/real-roaring-datasets

for benchmarking other implementations, just the datasets from https://github.com/RoaringBitmap/RoaringBitmap/tree/master/real-roaring-dataset/src/main/resources/real-roaring-dataset

Primary LanguageGo

Real data sets for bitmap testing

See also https://github.com/RoaringBitmap/CRoaring/tree/master/benchmarks/realdata for uncompressed .txt versions.

Essentially, each file represents a set of integer values. You can create bitmaps out of these files.

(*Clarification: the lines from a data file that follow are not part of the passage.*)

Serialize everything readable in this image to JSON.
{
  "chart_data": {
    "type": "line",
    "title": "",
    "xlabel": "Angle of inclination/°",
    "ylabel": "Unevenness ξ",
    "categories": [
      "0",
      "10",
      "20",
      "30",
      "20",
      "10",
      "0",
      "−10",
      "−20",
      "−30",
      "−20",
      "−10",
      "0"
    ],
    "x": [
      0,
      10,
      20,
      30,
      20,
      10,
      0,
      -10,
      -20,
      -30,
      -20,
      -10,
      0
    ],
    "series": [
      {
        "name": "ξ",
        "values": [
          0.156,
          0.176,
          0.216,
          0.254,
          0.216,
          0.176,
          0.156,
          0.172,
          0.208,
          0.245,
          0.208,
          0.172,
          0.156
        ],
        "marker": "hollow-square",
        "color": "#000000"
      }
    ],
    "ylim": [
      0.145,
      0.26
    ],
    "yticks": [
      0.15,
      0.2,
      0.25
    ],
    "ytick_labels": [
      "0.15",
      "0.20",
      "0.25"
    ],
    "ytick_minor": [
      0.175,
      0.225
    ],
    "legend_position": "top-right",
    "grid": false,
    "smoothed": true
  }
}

In many cases, the description of the data sets is provided in :

  • Samy Chambi, Daniel Lemire, Owen Kaser, Robert Godin, Better bitmap performance with Roaring bitmaps, arXiv:1402.6407. http://arxiv.org/abs/1402.6407

To be used with software published on http://roaringbitmap.org/

Files starting with the prefix "dimension" were prepared by Xavier Léauté from a Druid dump.


There is one special file (bitsets_1925630_96.gz) which is a binary file. All other files are just zipped text files. This special file can be deserialized by first reading an int, that is the amout of rows to come (e.g. 1925630 rows) A row is read by first reading an int, the amount of longs to come (e.g. 96 longs), and then reading those longs. Used DataInputStream to write this.